По тем же причинам в некоторых многоквартирных домах Нью-Йорка засилье чахотки было такое, что их прозвали «легочными кварталами». Убожество, царившее в них, наглядно запечатлел фотожурналист Якоб Риис и особенно ярко представил в эссе «Как живут остальные» (How the Other Half Lives), опубликованном в 1889 г. (рис. 15.3). В 1908 г. нью-йоркские апологеты здравоохранения спонсировали «туберкулезную выставку», которую посетило 3 млн человек. Цель выставки состояла в том, чтобы показать грязь, тесноту, мрак и затхлость, которые стали причиной туберкулеза у 30 000 горожан, обитавших в многоквартирных домах, и способствовали появлению «ужасающих образцов» разрушенных легких, которые, уже заспиртованные, были выставлены там же на всеобщее обозрение. Кроме того, за время выставки организаторы раздали 600 000 розовых карточек «не надо» с перечислением того, что не надо делать, когда имеешь дело с туберкулезом. В карточках были отображены два главных принципа нового подхода, предложенного Кохом: «Не заражай чахоткой других, не позволяй другим заразить чахоткой тебя». В этом отношении Нью-Йорк и другие крупные города США принципиально отличались от европейских лишь тем, что в Штатах зависимость между бедностью и болезнью имела выраженный этнический перегиб: в Нью-Йорке больше всего жертв насчитывалось среди ирландских и итальянских иммигрантов.
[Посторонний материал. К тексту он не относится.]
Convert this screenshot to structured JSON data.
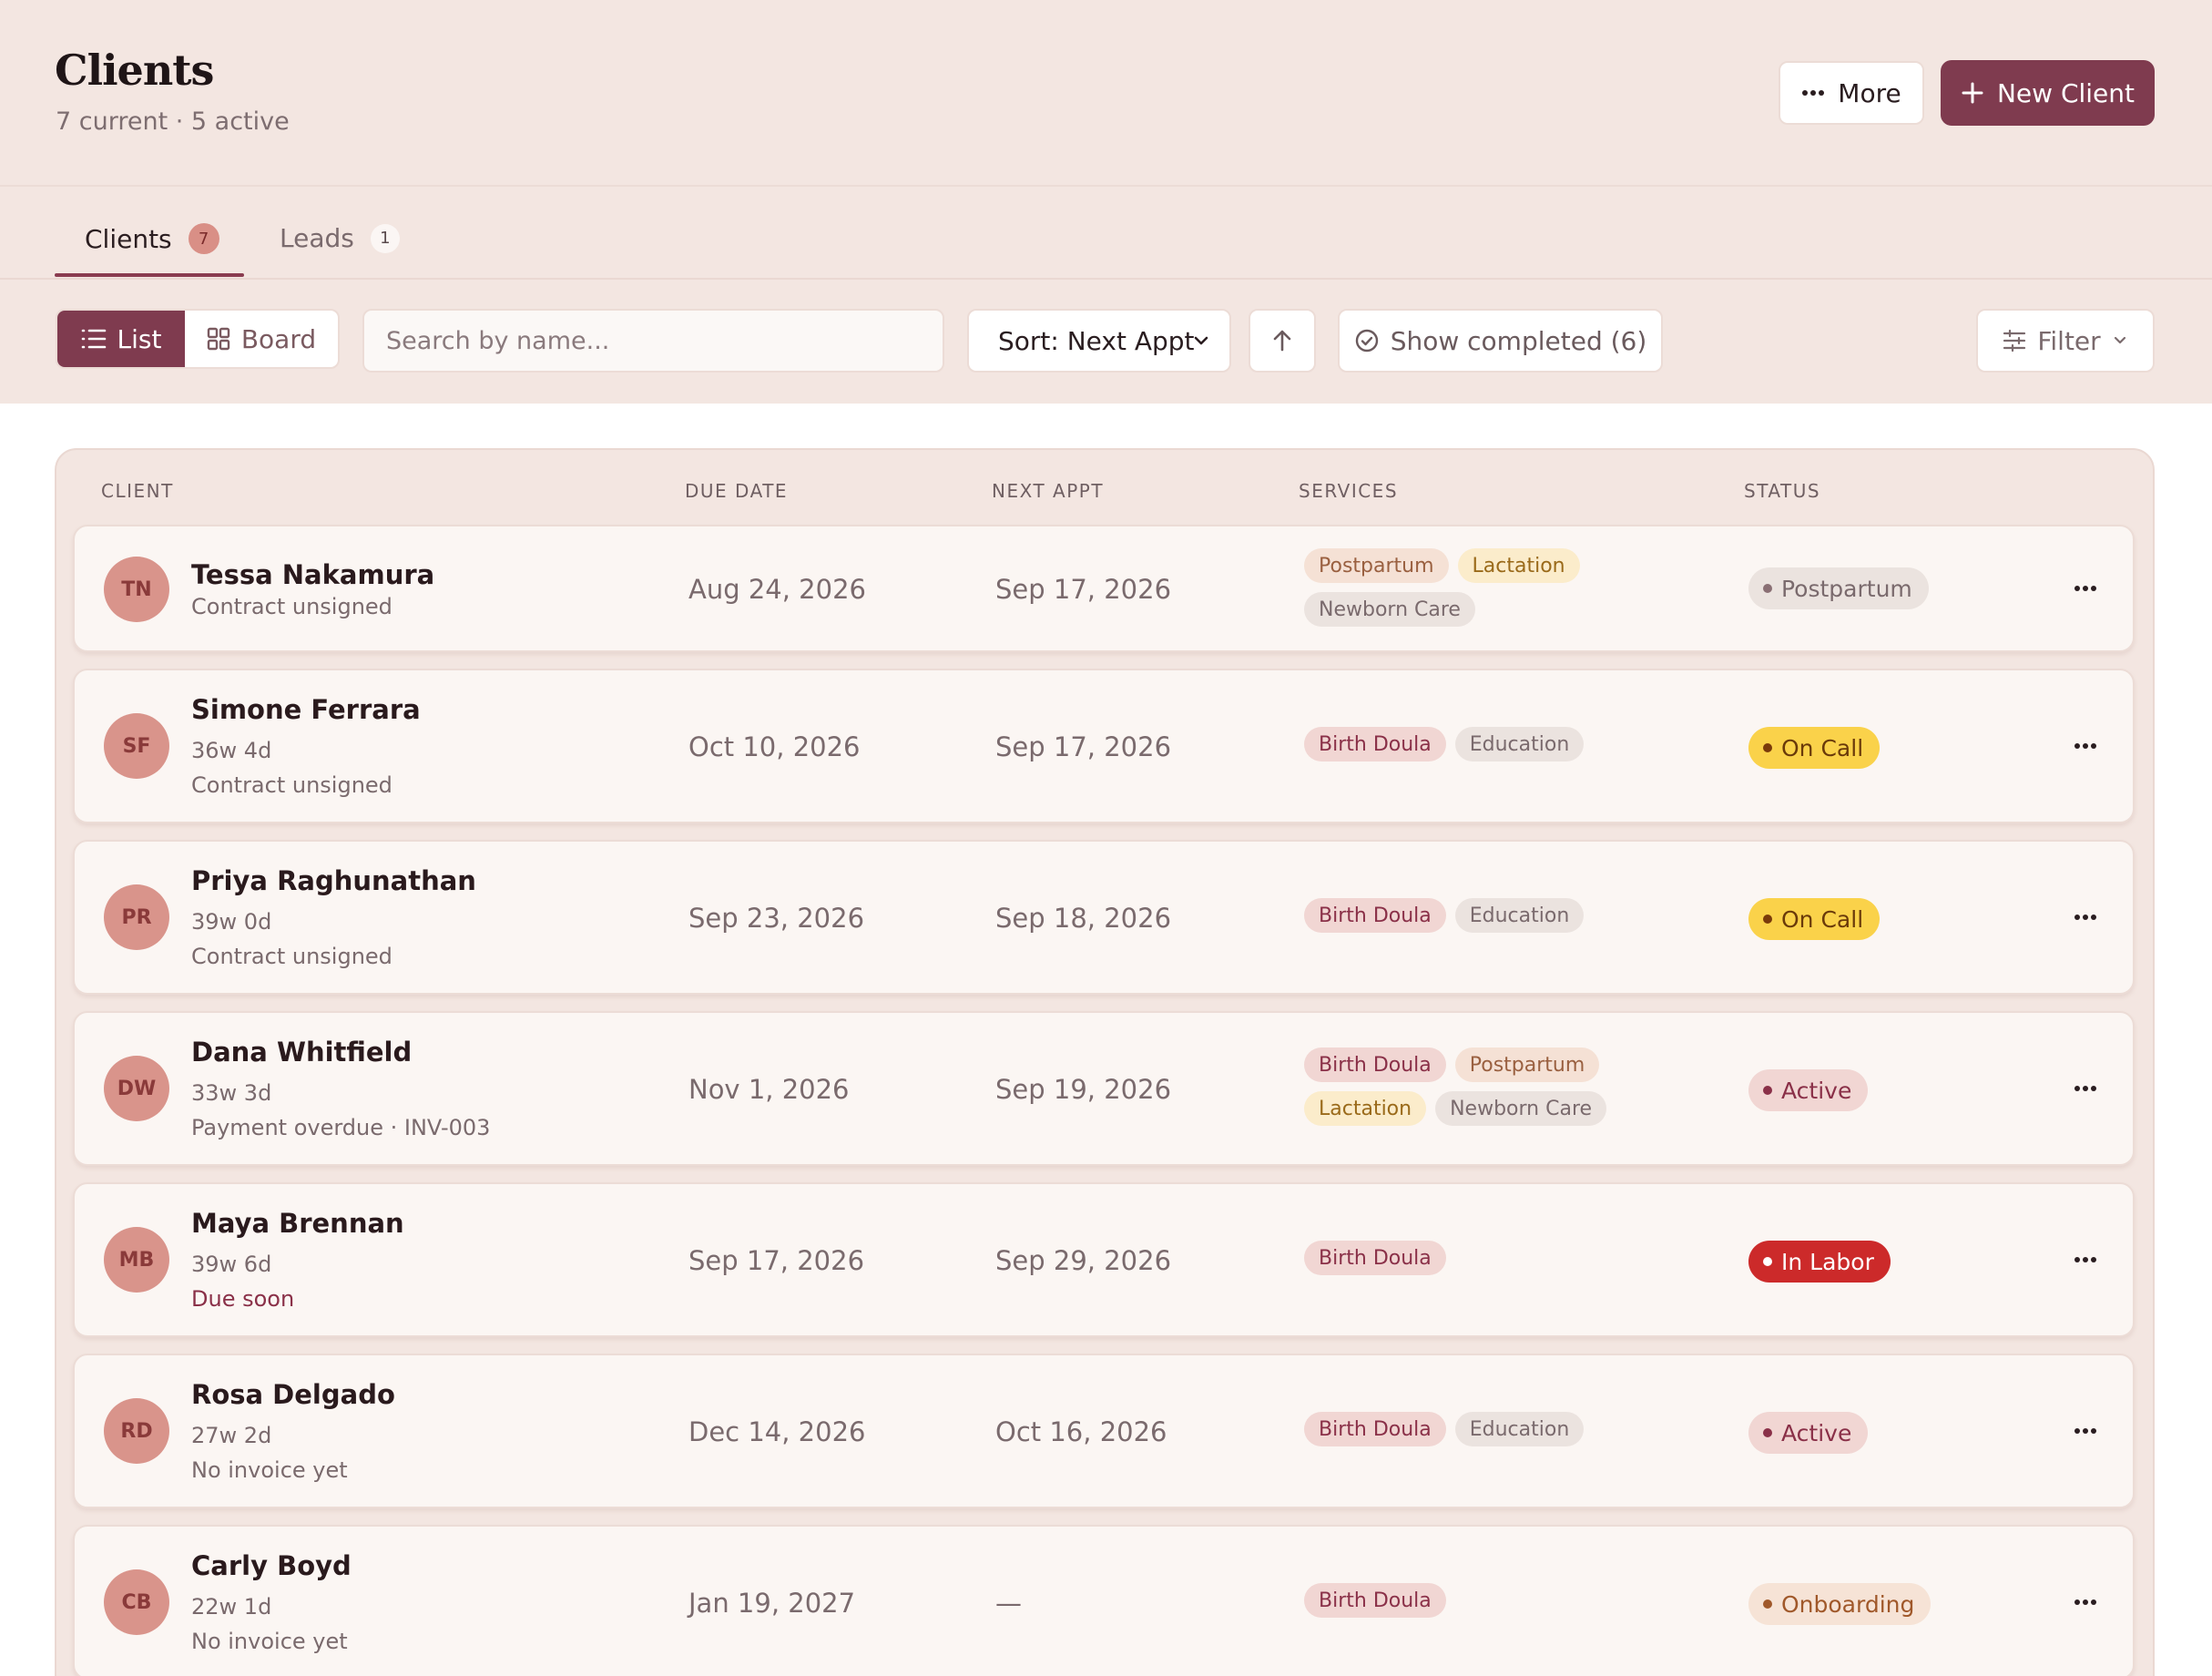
{
  "header": {
    "title": "Clients",
    "subtitle": "7 current · 5 active",
    "more_label": "More",
    "new_client_label": "New Client"
  },
  "tabs": [
    {
      "label": "Clients",
      "count": "7",
      "active": true
    },
    {
      "label": "Leads",
      "count": "1",
      "active": false
    }
  ],
  "toolbar": {
    "view_list_label": "List",
    "view_board_label": "Board",
    "search_placeholder": "Search by name...",
    "sort_label": "Sort: Next Appt",
    "show_completed_label": "Show completed (6)",
    "filter_label": "Filter"
  },
  "table": {
    "columns": [
      "CLIENT",
      "DUE DATE",
      "NEXT APPT",
      "SERVICES",
      "STATUS"
    ],
    "rows": [
      {
        "initials": "TN",
        "name": "Tessa Nakamura",
        "meta": "",
        "note": "Contract unsigned",
        "due_date": "Aug 24, 2026",
        "next_appt": "Sep 17, 2026",
        "services": [
          "Postpartum",
          "Lactation",
          "Newborn Care"
        ],
        "status": "Postpartum"
      },
      {
        "initials": "SF",
        "name": "Simone Ferrara",
        "meta": "36w 4d",
        "note": "Contract unsigned",
        "due_date": "Oct 10, 2026",
        "next_appt": "Sep 17, 2026",
        "services": [
          "Birth Doula",
          "Education"
        ],
        "status": "On Call"
      },
      {
        "initials": "PR",
        "name": "Priya Raghunathan",
        "meta": "39w 0d",
        "note": "Contract unsigned",
        "due_date": "Sep 23, 2026",
        "next_appt": "Sep 18, 2026",
        "services": [
          "Birth Doula",
          "Education"
        ],
        "status": "On Call"
      },
      {
        "initials": "DW",
        "name": "Dana Whitfield",
        "meta": "33w 3d",
        "note": "Payment overdue · INV-003",
        "due_date": "Nov 1, 2026",
        "next_appt": "Sep 19, 2026",
        "services": [
          "Birth Doula",
          "Postpartum",
          "Lactation",
          "Newborn Care"
        ],
        "status": "Active"
      },
      {
        "initials": "MB",
        "name": "Maya Brennan",
        "meta": "39w 6d",
        "note": "Due soon",
        "due_date": "Sep 17, 2026",
        "next_appt": "Sep 29, 2026",
        "services": [
          "Birth Doula"
        ],
        "status": "In Labor"
      },
      {
        "initials": "RD",
        "name": "Rosa Delgado",
        "meta": "27w 2d",
        "note": "No invoice yet",
        "due_date": "Dec 14, 2026",
        "next_appt": "Oct 16, 2026",
        "services": [
          "Birth Doula",
          "Education"
        ],
        "status": "Active"
      },
      {
        "initials": "CB",
        "name": "Carly Boyd",
        "meta": "22w 1d",
        "note": "No invoice yet",
        "due_date": "Jan 19, 2027",
        "next_appt": "—",
        "services": [
          "Birth Doula"
        ],
        "status": "Onboarding"
      }
    ]
  },
  "colors": {
    "brand": "#7f3b4f",
    "page_bg": "#f3e6e1",
    "status_on_call": "#fad24a",
    "status_in_labor": "#cc2a2a",
    "status_active": "#f1d6d3"
  },
  "icons": [
    "dots-horizontal-icon",
    "plus-icon",
    "list-icon",
    "grid-icon",
    "chevron-down-icon",
    "arrow-up-icon",
    "check-circle-icon",
    "sliders-icon"
  ]
}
Другим фактором, подтолкнувшим формирование принципиально нового социального концепта туберкулеза уже после сенсационного открытия, сделанного Кохом в 1882 г., стал международный климат и растущее напряжение между европейскими державами. То были годы социального дарвинизма, соперничества империй в «драке за Африку», экономической конкуренции стран, вражды между недавно объединенной Германией и Францией, потерявшей Эльзас и Лотарингию, то было время англо-германской гонки вооружений и кристаллизации опасного конфликта между двух противоборствующих блоков: Антанты, объединившей Российскую империю, Францию и Великобританию, и Тройственного союза Германии, Австро-Венгрии и Италии. Итогом стало глубокое осознание государственной незащищенности и необходимости обеспечить подготовленность, или, как это называлось по-английски, «национальную эффективность». Легочная болезнь была серьезной помехой. Она снижала рождаемость, вредила производительности, подрывала военную мощь и отвлекала на себя драгоценные ресурсы. Получалось, что больные туберкулезом представляли опасность не только для самих себя и окружающих, но для экономического и демографического роста. Они расшатывали империю и даже ставили под угрозу выживание нации.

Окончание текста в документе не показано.